Vamos recordá-lo uma vez mais no próximo dia 15 de Agosto, ao renovar a Consa­gração do Opus Dei ao seu Coração dulcíssimo e imaculado. Fomentemos nesse dia a comunhão de intenções com todos os fiéis da Prelatura – os que estamos na Terra e os que já renderam a sua alma a Deus –, e de modo especial com o nosso Padre, bem unidos à Consagração que realizou em Loreto no ano de 1951, e à que eu pessoalmente renovarei, em nome de todos, neste ano mariano. Confiemos os nossos ideais e os nossos projectos aos cuidados da nossa Mãe, que, numa acertada expressão de S. Tomás de Aquino, é «totius Trinitatis nobilis triclinium» [13], o lugar onde a Trindade encontra o Seu repouso. Porque, como o Papa afirma numa recente audiência, «em virtude da Encarnação, em nenhuma criatura como n’Ela as três Pessoas divinas habitam, e sentem a delícia e a alegria por viver na sua alma cheia de Graça. Pela sua intercessão, nós podemos obter todo o auxílio» [14].

Voltaremos a dizer-lho no dia 22 deste mês, festa de Santa Maria Rainha, e no dia seguinte, aniversário daquela locução divina que deixou no nosso Padre «sabores de favo e de mel», nos momentos em que especialmente disso necessitava: adeamus cum fiducia ad thronum gloriae, ut misericordiam consequamur!

Que seja muito intensa a nossa oração pelo Santo Padre, pela sua Augusta Pessoa – também pelo seu descanso nestes meses –, pelas suas intenções, por todos os projectos que, para bem das almas, traz no coração.

E ao ritmo de tudo isto, ajudai-me nas minhas intenções.

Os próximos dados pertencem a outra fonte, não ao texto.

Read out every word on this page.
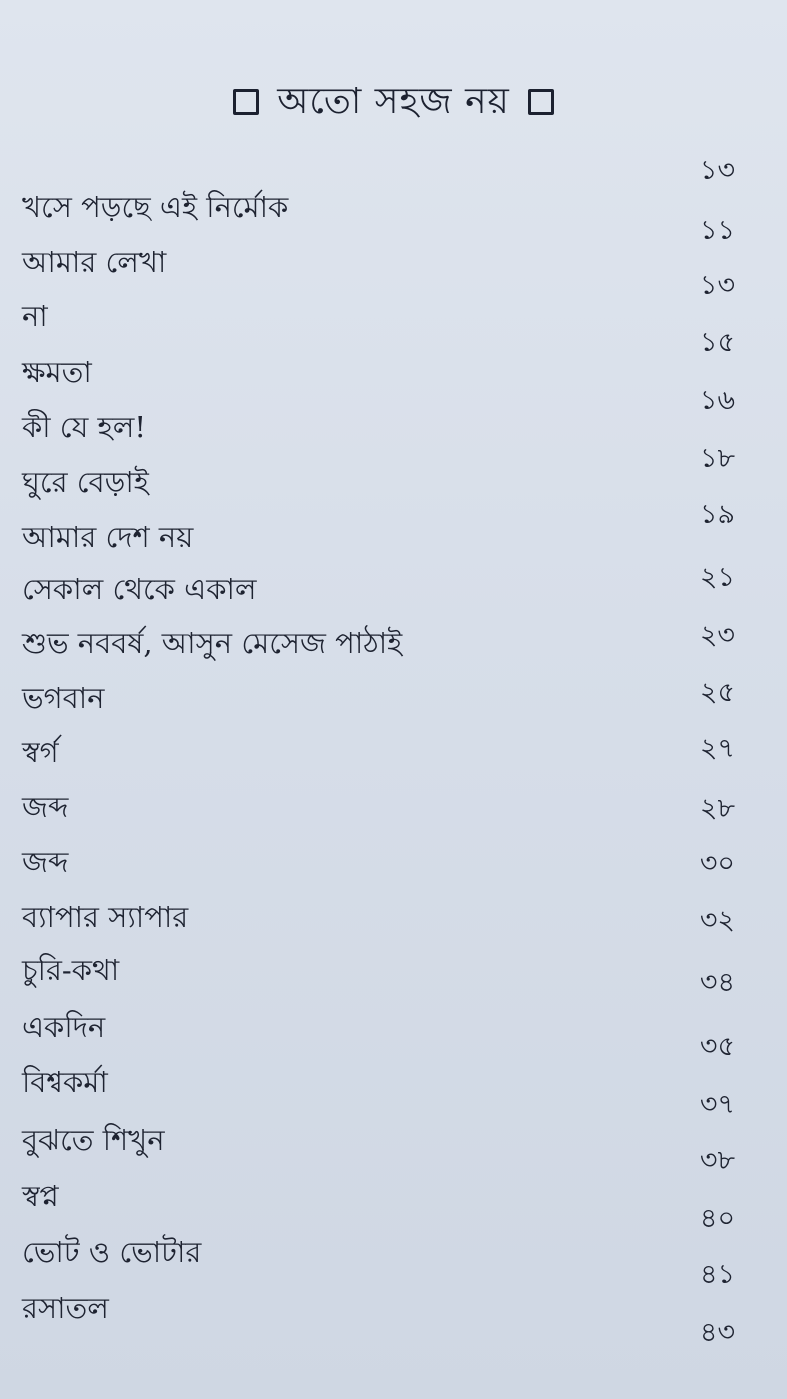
অতো সহজ নয়
১৩
খসে পড়ছে এই নির্মোক
১১
আমার লেখা
১৩
না
১৫
ক্ষমতা
১৬
কী যে হল!
১৮
ঘুরে বেড়াই
১৯
আমার দেশ নয়
২১
সেকাল থেকে একাল
২৩
শুভ নববর্ষ, আসুন মেসেজ পাঠাই
২৫
ভগবান
২৭
স্বর্গ
২৮
জব্দ
৩০
জব্দ
৩২
ব্যাপার স্যাপার
৩৪
চুরি-কথা
৩৫
একদিন
৩৭
বিশ্বকর্মা
৩৮
বুঝতে শিখুন
৪০
স্বপ্ন
৪১
ভোট ও ভোটার
৪৩
রসাতল
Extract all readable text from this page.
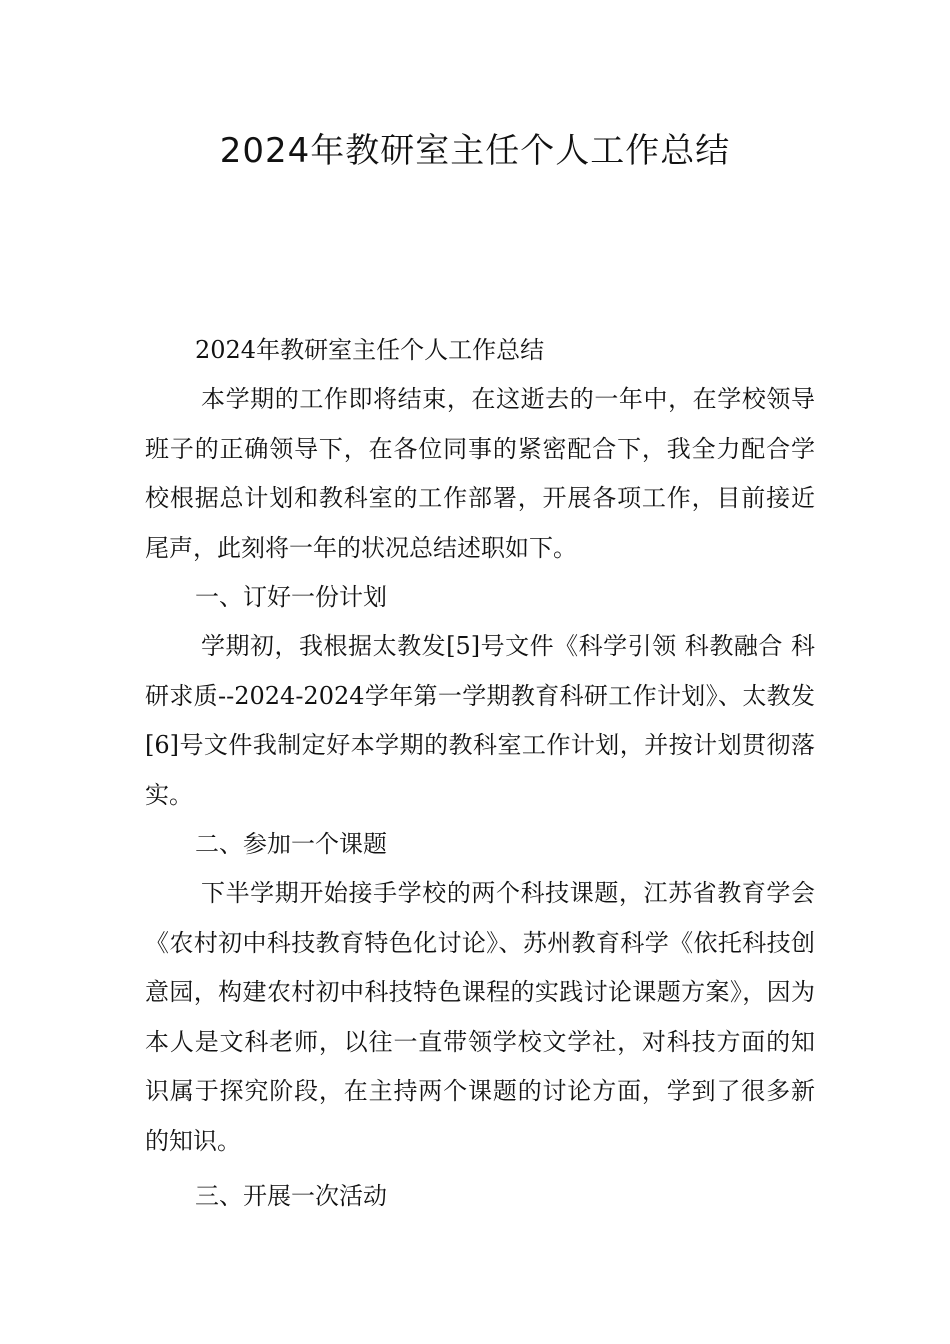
2024年教研室主任个人工作总结

2024年教研室主任个人工作总结

本学期的工作即将结束，在这逝去的一年中，在学校领导班子的正确领导下，在各位同事的紧密配合下，我全力配合学校根据总计划和教科室的工作部署，开展各项工作，目前接近尾声，此刻将一年的状况总结述职如下。

一、订好一份计划

学期初，我根据太教发[5]号文件《科学引领 科教融合 科研求质--2024-2024学年第一学期教育科研工作计划》、太教发[6]号文件我制定好本学期的教科室工作计划，并按计划贯彻落实。

二、参加一个课题

下半学期开始接手学校的两个科技课题，江苏省教育学会《农村初中科技教育特色化讨论》、苏州教育科学《依托科技创意园，构建农村初中科技特色课程的实践讨论课题方案》，因为本人是文科老师，以往一直带领学校文学社，对科技方面的知识属于探究阶段，在主持两个课题的讨论方面，学到了很多新的知识。

三、开展一次活动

Com todo o afecto, abençoa-vos

  o vosso Padre

   + Javier

Pamplona, 1 de Agosto de 2010.

[1] S. Josemaria, Notas de uma reunião familiar, 12-IV-1974.

[2] S. Josemaria, Amigos de Deus, n. 291.

[3] Lc 1, 39-45.

[4] S. Ambrósio, Exposição do Evangelho segundo S. Lucas, II, 19 (PL 15, 1560).

[5] Bento XVI, Homilia na Solenidade da Assunção, 15-VIII-2009.

[6] Bento XVI, Homilia na Solenidade da Assunção, 15-VIII-2009.

[7] S. Josemaria, Apontamentos íntimos, n. 446 (3-XII-1931). Cit. em A. Vásquez de Prada, Josemaria Escrivá, vol. I, p. 313.

[8] S. Josemaria, Caminho, n. 598.

[9] S. Agostinho, A Santa Virgindade, 51.

[10] S. Josemaria, Notas de uma reunião familiar, 21-X-1972.

[11] Cfr. Ap 12, 1.

[12] Bento XVI, Discurso na audiência geral, 2-I-2008.

[13] S. Tomás de Aquino, Exposição sobre a Ave-Maria, Cap. 1.

[14] Bento XVI, Discurso na audiência geral, 23-VI-2010.